This equation computes the number of months it will take to recover the cost of the points purchased.

INPUTS

  • P - the original principal amount of the loan
  • n - the term of the loan in years
  • i - the interest rate as a percentage; i.e., enter 4.6 for a 4.6% interest rate
  • points - the number of points purchased
  • `"cost"_"points"` - total cost of the points purchased

NOTES

This equation will do an amortization and calculate the number of months it will take to recoup the cost if you buy points up front.  Points purchased will provide a lower interest rate applied to your monthly principal, which can possibly provide savings over the life of the loan.

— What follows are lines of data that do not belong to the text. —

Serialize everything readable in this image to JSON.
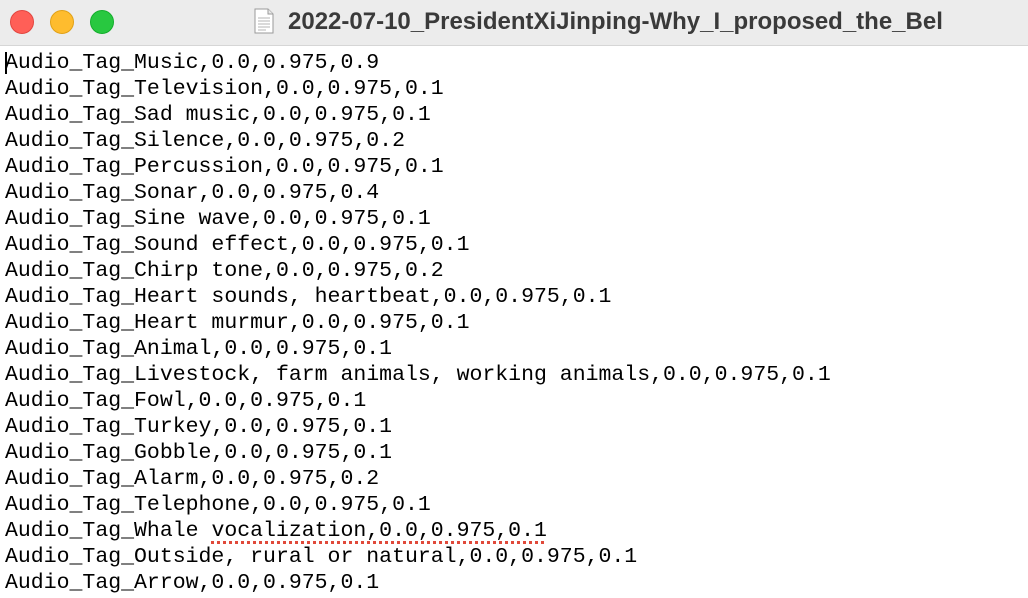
{
  "window": {
    "title": "2022-07-10_PresidentXiJinping-Why_I_proposed_the_Bel"
  },
  "editor": {
    "lines": [
      "Audio_Tag_Music,0.0,0.975,0.9",
      "Audio_Tag_Television,0.0,0.975,0.1",
      "Audio_Tag_Sad music,0.0,0.975,0.1",
      "Audio_Tag_Silence,0.0,0.975,0.2",
      "Audio_Tag_Percussion,0.0,0.975,0.1",
      "Audio_Tag_Sonar,0.0,0.975,0.4",
      "Audio_Tag_Sine wave,0.0,0.975,0.1",
      "Audio_Tag_Sound effect,0.0,0.975,0.1",
      "Audio_Tag_Chirp tone,0.0,0.975,0.2",
      "Audio_Tag_Heart sounds, heartbeat,0.0,0.975,0.1",
      "Audio_Tag_Heart murmur,0.0,0.975,0.1",
      "Audio_Tag_Animal,0.0,0.975,0.1",
      "Audio_Tag_Livestock, farm animals, working animals,0.0,0.975,0.1",
      "Audio_Tag_Fowl,0.0,0.975,0.1",
      "Audio_Tag_Turkey,0.0,0.975,0.1",
      "Audio_Tag_Gobble,0.0,0.975,0.1",
      "Audio_Tag_Alarm,0.0,0.975,0.2",
      "Audio_Tag_Telephone,0.0,0.975,0.1",
      "Audio_Tag_Whale vocalization,0.0,0.975,0.1",
      "Audio_Tag_Outside, rural or natural,0.0,0.975,0.1",
      "Audio_Tag_Arrow,0.0,0.975,0.1"
    ],
    "line_18_prefix": "Audio_Tag_Whale ",
    "line_18_misspelled": "vocalization,0.0,0.975,0.1"
  },
  "colors": {
    "close": "#ff5f57",
    "minimize": "#febc2e",
    "zoom": "#28c840",
    "spellcheck_underline": "#e0493a"
  },
  "icons": {
    "document": "text-document-icon"
  }
}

Discount points are payments made up-front to obtain a lower interest rates. A lender can usually quote mortgage rates and provide payment information regarding zero, one, or two points. Buying a lower interest rate with discount points could be a cost effective way to lower the total mortgage cost. If you purchase points and they actually save you money, this equation pinpoints the point in the loan when you have saved more money than the cost of the points.

EXAMPLES

This equation is used to answer questions of the form:  If I buy points before closing, how many months will it take to recoup the expense?

Purchasing discount points allows the Homeowner to get a lower interest rate.  The 'points' are subtracted from the interest rate applied to the monthly principal balance.

EXAMPLE 1: If you have an interest rate of 6%,  and you purchase a "half of a point", (points = 0.5), the effective interest rate applied would be:   5.5%.

This equation calculates how many months it will take to recoup the cost to purchase the points.  

EXAMPLE 2: If you have loan of $50,000 and an interest rate of 4.8% on that 30 year loan and you purchase a half a point , (points = 0.5), and that half point cost you $2,000, the number of months before you saved in interest enough to cover the cost of the points would be:  134.3 months.

This would tell you it would be unwise to plan to refinance or sell the home before the 135th month of the loan, or the loan would have cost you money.